Sound of a Battery Hen
You can tell me: if you come by the
North door, I am in the twelfth cage
On the left-hand side of the third row
From the floor; and in that cage
I am usually the middle one of eight or six or three.
But even without directions, you’d
Discover me. We have the same pale
Comb, clipped yellow beak and white or auburn
Feathers, but as the door opens and you
Hear above the electric fan a kind of
One-word wail, I am the one
Who sounds loudest in my head.
In Greek mythology, Procrustes (“the stretcher”) is a bandit who keeps an iron bed into which he forces people to fit. Watching his victims approach from his stronghold, Procrustes stretches or shrinks the bed in advance to predetermine their failure to fit into it so that he may torturously reshape them to suit his will. If the victims are too tall, he amputates their limbs; if they are too short, he stretches them to size.

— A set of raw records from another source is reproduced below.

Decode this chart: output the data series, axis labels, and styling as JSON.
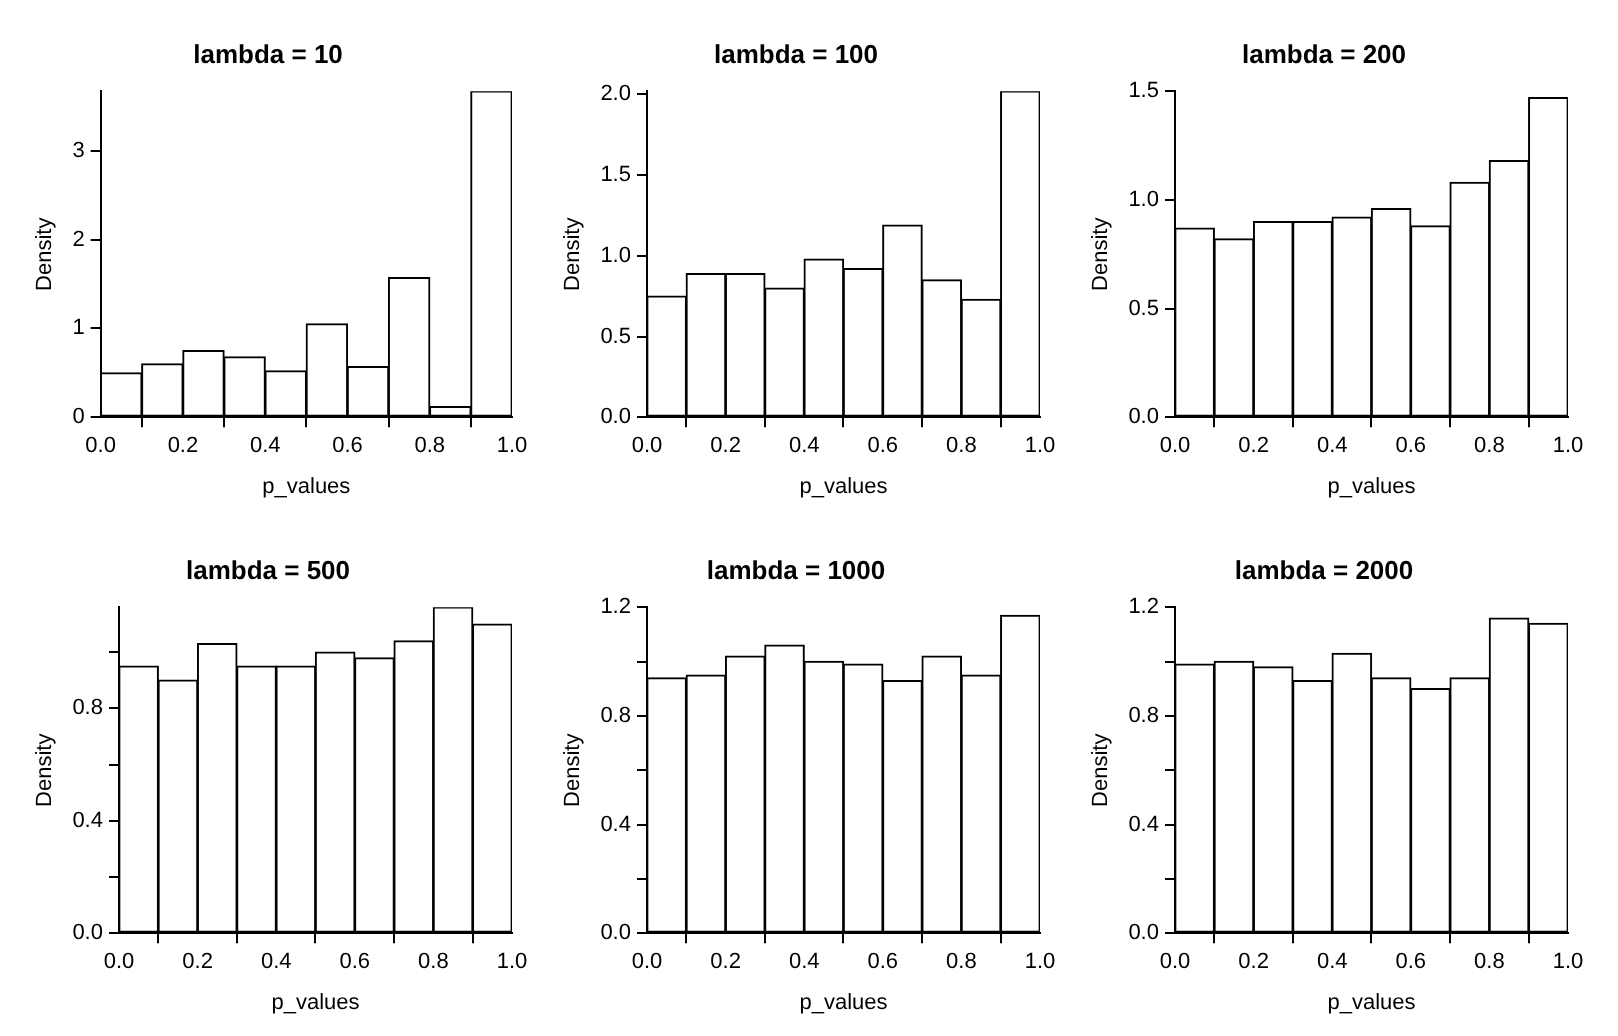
{
  "chart_data": [
    {
      "type": "histogram",
      "title": "lambda = 10",
      "xlabel": "p_values",
      "ylabel": "Density",
      "bins": [
        0,
        0.1,
        0.2,
        0.3,
        0.4,
        0.5,
        0.6,
        0.7,
        0.8,
        0.9,
        1.0
      ],
      "values": [
        0.5,
        0.6,
        0.75,
        0.68,
        0.52,
        1.05,
        0.57,
        1.57,
        0.12,
        3.67
      ],
      "color": "#ffffff",
      "xlim": [
        0,
        1
      ],
      "xticks": [
        {
          "value": 0,
          "label": "0.0"
        },
        {
          "value": 0.2,
          "label": "0.2"
        },
        {
          "value": 0.4,
          "label": "0.4"
        },
        {
          "value": 0.6,
          "label": "0.6"
        },
        {
          "value": 0.8,
          "label": "0.8"
        },
        {
          "value": 1,
          "label": "1.0"
        }
      ],
      "ylim": [
        0,
        3.67
      ],
      "yticks": [
        0,
        1,
        2,
        3
      ],
      "grid": false
    },
    {
      "type": "histogram",
      "title": "lambda = 100",
      "xlabel": "p_values",
      "ylabel": "Density",
      "bins": [
        0,
        0.1,
        0.2,
        0.3,
        0.4,
        0.5,
        0.6,
        0.7,
        0.8,
        0.9,
        1.0
      ],
      "values": [
        0.75,
        0.89,
        0.89,
        0.8,
        0.98,
        0.92,
        1.19,
        0.85,
        0.73,
        2.02
      ],
      "color": "#ffffff",
      "xlim": [
        0,
        1
      ],
      "xticks": [
        {
          "value": 0,
          "label": "0.0"
        },
        {
          "value": 0.2,
          "label": "0.2"
        },
        {
          "value": 0.4,
          "label": "0.4"
        },
        {
          "value": 0.6,
          "label": "0.6"
        },
        {
          "value": 0.8,
          "label": "0.8"
        },
        {
          "value": 1,
          "label": "1.0"
        }
      ],
      "ylim": [
        0,
        2.02
      ],
      "yticks": [
        {
          "value": 0,
          "label": "0.0"
        },
        {
          "value": 0.5,
          "label": "0.5"
        },
        {
          "value": 1,
          "label": "1.0"
        },
        {
          "value": 1.5,
          "label": "1.5"
        },
        {
          "value": 2,
          "label": "2.0"
        }
      ],
      "grid": false
    },
    {
      "type": "histogram",
      "title": "lambda = 200",
      "xlabel": "p_values",
      "ylabel": "Density",
      "bins": [
        0,
        0.1,
        0.2,
        0.3,
        0.4,
        0.5,
        0.6,
        0.7,
        0.8,
        0.9,
        1.0
      ],
      "values": [
        0.87,
        0.82,
        0.9,
        0.9,
        0.92,
        0.96,
        0.88,
        1.08,
        1.18,
        1.47
      ],
      "color": "#ffffff",
      "xlim": [
        0,
        1
      ],
      "xticks": [
        {
          "value": 0,
          "label": "0.0"
        },
        {
          "value": 0.2,
          "label": "0.2"
        },
        {
          "value": 0.4,
          "label": "0.4"
        },
        {
          "value": 0.6,
          "label": "0.6"
        },
        {
          "value": 0.8,
          "label": "0.8"
        },
        {
          "value": 1,
          "label": "1.0"
        }
      ],
      "ylim": [
        0,
        1.5
      ],
      "yticks": [
        {
          "value": 0,
          "label": "0.0"
        },
        {
          "value": 0.5,
          "label": "0.5"
        },
        {
          "value": 1,
          "label": "1.0"
        },
        {
          "value": 1.5,
          "label": "1.5"
        }
      ],
      "grid": false
    },
    {
      "type": "histogram",
      "title": "lambda = 500",
      "xlabel": "p_values",
      "ylabel": "Density",
      "bins": [
        0,
        0.1,
        0.2,
        0.3,
        0.4,
        0.5,
        0.6,
        0.7,
        0.8,
        0.9,
        1.0
      ],
      "values": [
        0.95,
        0.9,
        1.03,
        0.95,
        0.95,
        1.0,
        0.98,
        1.04,
        1.16,
        1.1
      ],
      "color": "#ffffff",
      "xlim": [
        0,
        1
      ],
      "xticks": [
        {
          "value": 0,
          "label": "0.0"
        },
        {
          "value": 0.2,
          "label": "0.2"
        },
        {
          "value": 0.4,
          "label": "0.4"
        },
        {
          "value": 0.6,
          "label": "0.6"
        },
        {
          "value": 0.8,
          "label": "0.8"
        },
        {
          "value": 1,
          "label": "1.0"
        }
      ],
      "ylim": [
        0,
        1.16
      ],
      "yticks": [
        {
          "value": 0,
          "label": "0.0"
        },
        {
          "value": 0.2,
          "label": null
        },
        {
          "value": 0.4,
          "label": "0.4"
        },
        {
          "value": 0.6,
          "label": null
        },
        {
          "value": 0.8,
          "label": "0.8"
        },
        {
          "value": 1,
          "label": null
        }
      ],
      "grid": false
    },
    {
      "type": "histogram",
      "title": "lambda = 1000",
      "xlabel": "p_values",
      "ylabel": "Density",
      "bins": [
        0,
        0.1,
        0.2,
        0.3,
        0.4,
        0.5,
        0.6,
        0.7,
        0.8,
        0.9,
        1.0
      ],
      "values": [
        0.94,
        0.95,
        1.02,
        1.06,
        1.0,
        0.99,
        0.93,
        1.02,
        0.95,
        1.17
      ],
      "color": "#ffffff",
      "xlim": [
        0,
        1
      ],
      "xticks": [
        {
          "value": 0,
          "label": "0.0"
        },
        {
          "value": 0.2,
          "label": "0.2"
        },
        {
          "value": 0.4,
          "label": "0.4"
        },
        {
          "value": 0.6,
          "label": "0.6"
        },
        {
          "value": 0.8,
          "label": "0.8"
        },
        {
          "value": 1,
          "label": "1.0"
        }
      ],
      "ylim": [
        0,
        1.2
      ],
      "yticks": [
        {
          "value": 0,
          "label": "0.0"
        },
        {
          "value": 0.2,
          "label": null
        },
        {
          "value": 0.4,
          "label": "0.4"
        },
        {
          "value": 0.6,
          "label": null
        },
        {
          "value": 0.8,
          "label": "0.8"
        },
        {
          "value": 1,
          "label": null
        },
        {
          "value": 1.2,
          "label": "1.2"
        }
      ],
      "grid": false
    },
    {
      "type": "histogram",
      "title": "lambda = 2000",
      "xlabel": "p_values",
      "ylabel": "Density",
      "bins": [
        0,
        0.1,
        0.2,
        0.3,
        0.4,
        0.5,
        0.6,
        0.7,
        0.8,
        0.9,
        1.0
      ],
      "values": [
        0.99,
        1.0,
        0.98,
        0.93,
        1.03,
        0.94,
        0.9,
        0.94,
        1.16,
        1.14
      ],
      "color": "#ffffff",
      "xlim": [
        0,
        1
      ],
      "xticks": [
        {
          "value": 0,
          "label": "0.0"
        },
        {
          "value": 0.2,
          "label": "0.2"
        },
        {
          "value": 0.4,
          "label": "0.4"
        },
        {
          "value": 0.6,
          "label": "0.6"
        },
        {
          "value": 0.8,
          "label": "0.8"
        },
        {
          "value": 1,
          "label": "1.0"
        }
      ],
      "ylim": [
        0,
        1.2
      ],
      "yticks": [
        {
          "value": 0,
          "label": "0.0"
        },
        {
          "value": 0.2,
          "label": null
        },
        {
          "value": 0.4,
          "label": "0.4"
        },
        {
          "value": 0.6,
          "label": null
        },
        {
          "value": 0.8,
          "label": "0.8"
        },
        {
          "value": 1,
          "label": null
        },
        {
          "value": 1.2,
          "label": "1.2"
        }
      ],
      "grid": false
    }
  ]
}
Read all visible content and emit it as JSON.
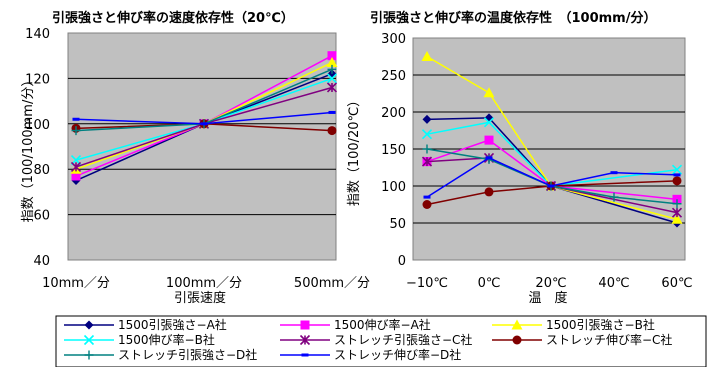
{
  "chart_data": [
    {
      "type": "line",
      "title": "引張強さと伸び率の速度依存性（20℃）",
      "xlabel": "引張速度",
      "ylabel": "指数（100/100mm/分）",
      "categories": [
        "10mm／分",
        "100mm／分",
        "500mm／分"
      ],
      "ylim": [
        40,
        140
      ],
      "yticks": [
        40,
        60,
        80,
        100,
        120,
        140
      ],
      "grid": true,
      "series": [
        {
          "name": "1500引張強さ−A社",
          "values": [
            75,
            100,
            122
          ]
        },
        {
          "name": "1500伸び率−A社",
          "values": [
            77,
            100,
            130
          ]
        },
        {
          "name": "1500引張強さ−B社",
          "values": [
            80,
            100,
            127
          ]
        },
        {
          "name": "1500伸び率−B社",
          "values": [
            84,
            100,
            120
          ]
        },
        {
          "name": "ストレッチ引張強さ−C社",
          "values": [
            81,
            100,
            116
          ]
        },
        {
          "name": "ストレッチ伸び率−C社",
          "values": [
            98,
            100,
            97
          ]
        },
        {
          "name": "ストレッチ引張強さ−D社",
          "values": [
            97,
            100,
            124
          ]
        },
        {
          "name": "ストレッチ伸び率−D社",
          "values": [
            102,
            100,
            105
          ]
        }
      ]
    },
    {
      "type": "line",
      "title": "引張強さと伸び率の温度依存性　（100mm/分）",
      "xlabel": "温　度",
      "ylabel": "指数（100/20℃）",
      "categories": [
        "−10℃",
        "0℃",
        "20℃",
        "40℃",
        "60℃"
      ],
      "ylim": [
        0,
        300
      ],
      "yticks": [
        0,
        50,
        100,
        150,
        200,
        250,
        300
      ],
      "grid": true,
      "series": [
        {
          "name": "1500引張強さ−A社",
          "values": [
            190,
            192,
            100,
            null,
            50
          ]
        },
        {
          "name": "1500伸び率−A社",
          "values": [
            133,
            162,
            100,
            null,
            82
          ]
        },
        {
          "name": "1500引張強さ−B社",
          "values": [
            275,
            226,
            100,
            null,
            55
          ]
        },
        {
          "name": "1500伸び率−B社",
          "values": [
            170,
            186,
            100,
            null,
            122
          ]
        },
        {
          "name": "ストレッチ引張強さ−C社",
          "values": [
            133,
            138,
            100,
            null,
            64
          ]
        },
        {
          "name": "ストレッチ伸び率−C社",
          "values": [
            75,
            92,
            100,
            null,
            107
          ]
        },
        {
          "name": "ストレッチ引張強さ−D社",
          "values": [
            150,
            136,
            100,
            85,
            76
          ]
        },
        {
          "name": "ストレッチ伸び率−D社",
          "values": [
            85,
            138,
            100,
            118,
            115
          ]
        }
      ]
    }
  ],
  "legend": {
    "items": [
      {
        "label": "1500引張強さ−A社",
        "color": "#000080",
        "marker": "diamond"
      },
      {
        "label": "1500伸び率−A社",
        "color": "#ff00ff",
        "marker": "square"
      },
      {
        "label": "1500引張強さ−B社",
        "color": "#ffff00",
        "marker": "triangle"
      },
      {
        "label": "1500伸び率−B社",
        "color": "#00ffff",
        "marker": "x"
      },
      {
        "label": "ストレッチ引張強さ−C社",
        "color": "#800080",
        "marker": "star"
      },
      {
        "label": "ストレッチ伸び率−C社",
        "color": "#800000",
        "marker": "circle"
      },
      {
        "label": "ストレッチ引張強さ−D社",
        "color": "#008080",
        "marker": "plus"
      },
      {
        "label": "ストレッチ伸び率−D社",
        "color": "#0000ff",
        "marker": "dash"
      }
    ]
  },
  "plot_background": "#c0c0c0"
}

I suggest that Procrustes is a particularly “fit” symbol of the false anthropomorphism used by many human cultures, in particular today’s industrialized society, to force nonhuman animals into constructions fundamentally alien and inimical to their nature.
The wishes and desires of the modern human psyche seldom coincide with the needs and desires of animals; hence a Procrustean solution is sought whereby the animal is either cut down to size or stretched to fit the agenda.
In diverse aspects of our modern human culture, animals are physically altered, rhetorically disfigured, and ontologically obliterated to mirror and model the goals of their exploiters.